Theological and Philosophical Focus
The book of Daniel is—if we may use the term—a profoundly worldviewish
book. From its early narrative chapters through the various visions, it’s about
the contrast between a sovereign God’s (and therefore Daniel’s) view of things,
and the human race’s mutinous quest for autonomy. The lessons to be drawn from
these chapters are thus as timeless—and just as timely—as Romans 1. These are
the lessons Lennox seeks to explore with his readers.
As one who understands our cultural moment—the features of
which stand on stilts in his academic environment—Lennox works to show his
readers the deep-seated parallels between both a strutting Nebuchadnezzar
surveying his empire (“Is not this the great Babylon I have built as the royal
residence, by my mighty power and for the glory of my majesty?”)
and the Nietzschean techno-arrogance of our own times over against the
humble, faithful, God-centered focus of Daniel. Ranging through history,
philosophy (especially epistemology), art, and science, Lennox follows repeated
rabbit trails into areas of contemporary relevance. These tangents will often
prove valuable for preachers looking for illustrative material.
As to the book’s prophetic sections, Lennox treads lightly.

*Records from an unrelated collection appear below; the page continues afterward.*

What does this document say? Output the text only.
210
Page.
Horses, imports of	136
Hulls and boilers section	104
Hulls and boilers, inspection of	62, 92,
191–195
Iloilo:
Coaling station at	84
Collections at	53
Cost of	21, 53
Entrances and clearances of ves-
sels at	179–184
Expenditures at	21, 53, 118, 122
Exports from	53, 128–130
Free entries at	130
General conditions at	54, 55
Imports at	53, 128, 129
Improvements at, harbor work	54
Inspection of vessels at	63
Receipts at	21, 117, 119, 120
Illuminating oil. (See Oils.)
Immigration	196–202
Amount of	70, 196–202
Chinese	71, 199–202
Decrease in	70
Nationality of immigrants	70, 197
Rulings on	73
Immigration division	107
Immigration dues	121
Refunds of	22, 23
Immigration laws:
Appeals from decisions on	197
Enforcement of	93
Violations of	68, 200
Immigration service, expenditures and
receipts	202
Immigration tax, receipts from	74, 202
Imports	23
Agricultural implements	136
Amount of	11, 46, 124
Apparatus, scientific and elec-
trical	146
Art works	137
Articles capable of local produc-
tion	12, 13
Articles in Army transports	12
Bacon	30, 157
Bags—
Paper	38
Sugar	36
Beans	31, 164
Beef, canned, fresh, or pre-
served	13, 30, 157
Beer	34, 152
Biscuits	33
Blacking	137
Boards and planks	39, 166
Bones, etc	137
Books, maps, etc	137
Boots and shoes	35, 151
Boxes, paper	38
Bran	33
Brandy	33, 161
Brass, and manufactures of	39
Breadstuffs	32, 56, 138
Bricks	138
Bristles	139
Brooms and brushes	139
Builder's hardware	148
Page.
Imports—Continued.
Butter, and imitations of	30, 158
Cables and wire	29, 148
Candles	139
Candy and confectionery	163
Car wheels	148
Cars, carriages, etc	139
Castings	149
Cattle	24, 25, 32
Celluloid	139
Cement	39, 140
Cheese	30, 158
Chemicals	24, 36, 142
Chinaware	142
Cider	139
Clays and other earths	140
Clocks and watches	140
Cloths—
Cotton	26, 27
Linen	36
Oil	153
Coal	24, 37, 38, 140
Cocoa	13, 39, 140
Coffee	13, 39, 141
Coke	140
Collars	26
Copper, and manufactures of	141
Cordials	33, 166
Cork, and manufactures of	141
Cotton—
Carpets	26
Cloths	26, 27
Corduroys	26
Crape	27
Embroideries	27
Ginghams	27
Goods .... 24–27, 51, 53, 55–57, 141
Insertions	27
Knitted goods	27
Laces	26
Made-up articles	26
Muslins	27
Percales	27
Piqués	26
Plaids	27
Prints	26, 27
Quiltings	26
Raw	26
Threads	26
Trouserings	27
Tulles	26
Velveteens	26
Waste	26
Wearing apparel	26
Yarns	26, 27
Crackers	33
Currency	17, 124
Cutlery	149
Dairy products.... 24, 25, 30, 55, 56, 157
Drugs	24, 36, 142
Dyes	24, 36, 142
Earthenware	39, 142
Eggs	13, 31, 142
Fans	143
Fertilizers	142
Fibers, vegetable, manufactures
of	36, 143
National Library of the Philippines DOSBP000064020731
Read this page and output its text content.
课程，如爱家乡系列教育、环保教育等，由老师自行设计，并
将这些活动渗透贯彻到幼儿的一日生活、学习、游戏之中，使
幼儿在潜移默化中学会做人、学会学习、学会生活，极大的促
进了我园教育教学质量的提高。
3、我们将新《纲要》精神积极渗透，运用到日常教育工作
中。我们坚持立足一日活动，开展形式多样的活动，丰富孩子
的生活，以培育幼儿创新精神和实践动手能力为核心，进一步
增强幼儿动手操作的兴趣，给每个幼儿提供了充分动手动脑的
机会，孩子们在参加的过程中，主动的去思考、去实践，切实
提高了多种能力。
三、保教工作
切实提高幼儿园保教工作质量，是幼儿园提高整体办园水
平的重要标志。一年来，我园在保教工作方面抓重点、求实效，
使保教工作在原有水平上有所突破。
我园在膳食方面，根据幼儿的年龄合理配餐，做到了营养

He treats the text of Daniel as fully reliable and does not shy away from its
predictive elements. Yet he also begs off on some of the more sensational
aspects of the prophetic passages dealing with the end times, leaving these to
others better equipped to deal with the complexities involved. For Lennox,
it’s the underlying theological and philosophical issues that interest
him.
Bible
Commentator Worth Reading
’m not sure what I expected from this volume, but I must
testify that it repeatedly surprised me. I’m not a fan of avoiding the
technical and critical aspects of biblical study—serious interpreters must
engage these issues, even if they don’t burden readers with the details—but I
still profited from Against the Flow. It’s the work of a committed
Christian with a first-rate mind, wide experience, and a deep commitment
to the inscripturated Word of God.
Against the Flow may not be your standard biblical
commentary, but its author is definitely a Bible commentator worth
reading.
John C. Lennox. Against the Flow: the Inspiration of Daniel in an Age of
Relativism. Oxford, UK: Monarch Books, 2015. 440 pp.
$19.99.
Duane Litfin (PhD, Purdue University; DPhil, Oxford
University) is the former seventh president of Wheaton College,
serving seventeen years, from 1993 to 2010. He came to Wheaton from
Memphis, Tennessee, where he served the First Evangelical Church as senior
pastor. Prior to that, he was an associate professor at the Dallas Theological
Seminary. He is author of Conceiving the Christian College (Eerdmans, 2004)
and Paul's Theology of Preaching: The Apostle's Challenge to
the Art of Persuasion in Ancient Corinth (IVP Academic, 2015).